Well that happened on this past Friday night. We didn’t staff the Stanwood-Mount Vernon game and it was a beauty. Ironically I listened to the game on the radio throughout the night (I was trading between it and the Archbishop Murphy webcast from San Diego and the Oak Harbor-Arlington game. Like I said: crazy.). So ostensibly I listened to the game, but in reality I was switching back and forth and truly missed the essence of the game.
Sure I heard the fans going crazy. I also heard the announced say, when Mount Vernon got the ball back with the lead with a little over a minute to play, that the game was over. I also heard the plays. But I didn’t understand it. Wednesday I paid a visit to Stanwood and learned just how crazy it was.
Here’s what happened (some of the facts may be off on this because I got it second hand nearly a week after it occurred):
• Ahead 22-21 with little more than 40 seconds to play, Mount Vernon needed to just kneel on the ball and run the clock out. Stanwood coach Doug Trainor was praying that the Bulldogs would run the ball and they did. Stanwood stripped the ball and pounced on it. “I was telling them stand the ballcarrier up and strip it, but I didn’t think they would actually run it,” said Trainor. Chad Larson stripped the ball and jumped on it.
• Stanwood got the ball just shy of its own 40-yard-line with close to 40 ticks left. After a few incompletions, Stanwood called the play “Good Stuff” — that’s not the name of the play but the Spartans players refused to give me the real name — in which a slot receiver catches the ball in the flat, laterals it off to a cutting receiver underneath. That receiver then becomes a glorified scrambling option quarterback with a pitch man to his left. The problem: The usual outside receiver who becomes the option QB, Jake Campbell, was hurt. So in stepped TE Brian O’Donnell. “I runned that play one time in practice,” said O’Donnell.
• Tyler Givens caught the initial ball and he lateraled it to O’Donnell, who caught it and streaked down the left side of the field. Stanwood running back Kyle Strachan was the option to his right and O’Donnell pitched it to him when he saw the cornerback come up. Strachan streaked down the sideline and got knocked out-of-bounds good enough for the first down.
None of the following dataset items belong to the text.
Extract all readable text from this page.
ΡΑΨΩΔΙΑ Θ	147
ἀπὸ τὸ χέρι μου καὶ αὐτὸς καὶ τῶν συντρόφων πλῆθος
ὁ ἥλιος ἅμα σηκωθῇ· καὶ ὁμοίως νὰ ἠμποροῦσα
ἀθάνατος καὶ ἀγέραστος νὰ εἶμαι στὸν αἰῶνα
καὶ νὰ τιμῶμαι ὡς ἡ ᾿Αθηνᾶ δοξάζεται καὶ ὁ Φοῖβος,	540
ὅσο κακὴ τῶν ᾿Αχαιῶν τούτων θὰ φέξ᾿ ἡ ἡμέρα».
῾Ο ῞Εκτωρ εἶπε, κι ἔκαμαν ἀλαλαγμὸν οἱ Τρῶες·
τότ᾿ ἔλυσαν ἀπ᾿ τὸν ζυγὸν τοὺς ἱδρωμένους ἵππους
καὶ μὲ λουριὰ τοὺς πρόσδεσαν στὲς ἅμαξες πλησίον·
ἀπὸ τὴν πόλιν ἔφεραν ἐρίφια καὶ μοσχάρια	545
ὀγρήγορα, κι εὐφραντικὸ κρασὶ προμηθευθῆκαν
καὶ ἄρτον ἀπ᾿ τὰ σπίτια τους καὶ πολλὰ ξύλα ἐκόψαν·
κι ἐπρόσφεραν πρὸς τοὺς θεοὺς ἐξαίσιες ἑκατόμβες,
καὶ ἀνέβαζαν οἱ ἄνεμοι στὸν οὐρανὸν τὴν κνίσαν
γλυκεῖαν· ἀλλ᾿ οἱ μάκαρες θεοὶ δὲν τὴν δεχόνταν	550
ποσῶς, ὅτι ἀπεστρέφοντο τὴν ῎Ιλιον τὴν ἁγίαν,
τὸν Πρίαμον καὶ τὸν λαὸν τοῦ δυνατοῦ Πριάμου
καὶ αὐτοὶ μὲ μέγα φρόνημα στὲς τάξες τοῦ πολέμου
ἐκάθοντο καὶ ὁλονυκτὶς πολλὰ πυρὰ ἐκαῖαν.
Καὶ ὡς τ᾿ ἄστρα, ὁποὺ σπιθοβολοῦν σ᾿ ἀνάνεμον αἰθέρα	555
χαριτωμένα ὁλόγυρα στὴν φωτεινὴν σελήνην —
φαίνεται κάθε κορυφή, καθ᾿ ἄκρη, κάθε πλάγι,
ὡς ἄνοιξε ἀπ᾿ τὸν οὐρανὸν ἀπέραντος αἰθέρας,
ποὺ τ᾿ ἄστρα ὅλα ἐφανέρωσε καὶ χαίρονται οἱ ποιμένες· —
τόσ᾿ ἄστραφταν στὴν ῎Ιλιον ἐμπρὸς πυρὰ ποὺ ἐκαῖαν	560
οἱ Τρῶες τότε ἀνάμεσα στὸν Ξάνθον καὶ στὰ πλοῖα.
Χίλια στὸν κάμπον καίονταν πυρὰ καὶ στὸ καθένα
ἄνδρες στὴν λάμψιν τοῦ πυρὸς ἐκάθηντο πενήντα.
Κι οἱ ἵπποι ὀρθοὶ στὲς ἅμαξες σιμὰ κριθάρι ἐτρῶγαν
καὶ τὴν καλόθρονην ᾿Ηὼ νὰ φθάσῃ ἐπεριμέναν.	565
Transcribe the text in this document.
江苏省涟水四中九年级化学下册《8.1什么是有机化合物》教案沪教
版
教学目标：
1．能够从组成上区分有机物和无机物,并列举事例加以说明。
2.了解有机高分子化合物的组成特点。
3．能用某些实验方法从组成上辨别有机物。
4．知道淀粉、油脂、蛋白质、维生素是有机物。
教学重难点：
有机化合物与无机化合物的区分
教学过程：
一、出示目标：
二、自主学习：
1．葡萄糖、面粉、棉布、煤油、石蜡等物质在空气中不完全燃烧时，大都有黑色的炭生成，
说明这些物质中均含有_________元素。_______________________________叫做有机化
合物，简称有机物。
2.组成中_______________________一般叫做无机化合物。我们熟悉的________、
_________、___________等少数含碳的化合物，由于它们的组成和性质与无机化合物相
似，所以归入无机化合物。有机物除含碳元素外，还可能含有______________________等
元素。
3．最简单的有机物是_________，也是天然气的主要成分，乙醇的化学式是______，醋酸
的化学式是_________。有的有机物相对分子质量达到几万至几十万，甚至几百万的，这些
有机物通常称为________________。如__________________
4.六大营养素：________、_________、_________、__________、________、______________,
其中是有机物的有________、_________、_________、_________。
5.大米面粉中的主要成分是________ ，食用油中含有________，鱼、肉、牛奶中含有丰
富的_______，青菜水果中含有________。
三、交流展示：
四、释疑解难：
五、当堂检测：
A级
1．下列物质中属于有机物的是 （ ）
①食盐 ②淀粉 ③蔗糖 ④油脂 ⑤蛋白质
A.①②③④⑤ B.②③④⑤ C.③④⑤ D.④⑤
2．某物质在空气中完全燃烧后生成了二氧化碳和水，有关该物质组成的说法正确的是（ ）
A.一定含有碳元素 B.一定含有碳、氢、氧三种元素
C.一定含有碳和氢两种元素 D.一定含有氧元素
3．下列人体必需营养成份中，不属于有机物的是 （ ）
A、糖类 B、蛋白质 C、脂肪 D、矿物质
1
• After getting called for intentional grounding they ran a hook-and-ladder play. Trevor Shaw caught the initial ball and lateraled to a streaking Givens, who got a first down and got out-of-bounds near the 20-yard-line with under 10 seconds left.
• Stanwood took a shot in the end zone and then the coaches called for kicker Collins Cameron, who I do remember was talked down as not an experienced kicker by the announcers earlier in the game. Facing a 37-yard-field goal on natural grass, Cameron strode to the 30-yard-line and set up. “I tried not to think about it,” Cameron said. “Just keep it in the back of my mind. Just relax. Coach Trainor took me aside and said ‘Nobody thinks you can do it, so just go out there and do it.’ You just got to relax.”
• The snap wasn’t the best — “There was so much pressure,” said snapper Josh Scott. “I just grabbed it and was like ‘Let’s get this over with.’ I was so scared” — but holder Strachan corralled it — “It was a mini-freak out,” Strachan admitted — put the laces toward the uprights and Cameron swung his foot through. “It felt good,” Campbell said. “It felt like it came off the foot right.” The ball sailed through the uprights and there was pandemonium. “There was like three seconds left so they had to herd everybody off the field,” said Kyle O’Donnell. Trainor said it would have been good from 55.
• Stanwood squibbed the kick off and tackled the Mount Vernon player to end the game, give the Spartans a 24-22 win and help Stanwood improve to 2-0 on the young season.
It’s the kind of game every sportswriter dreams of being a part of. I wasn’t there in person, but I feel like I was, so thanks to the Stanwood players and coach Trainor for reliving the night and telling me their stories.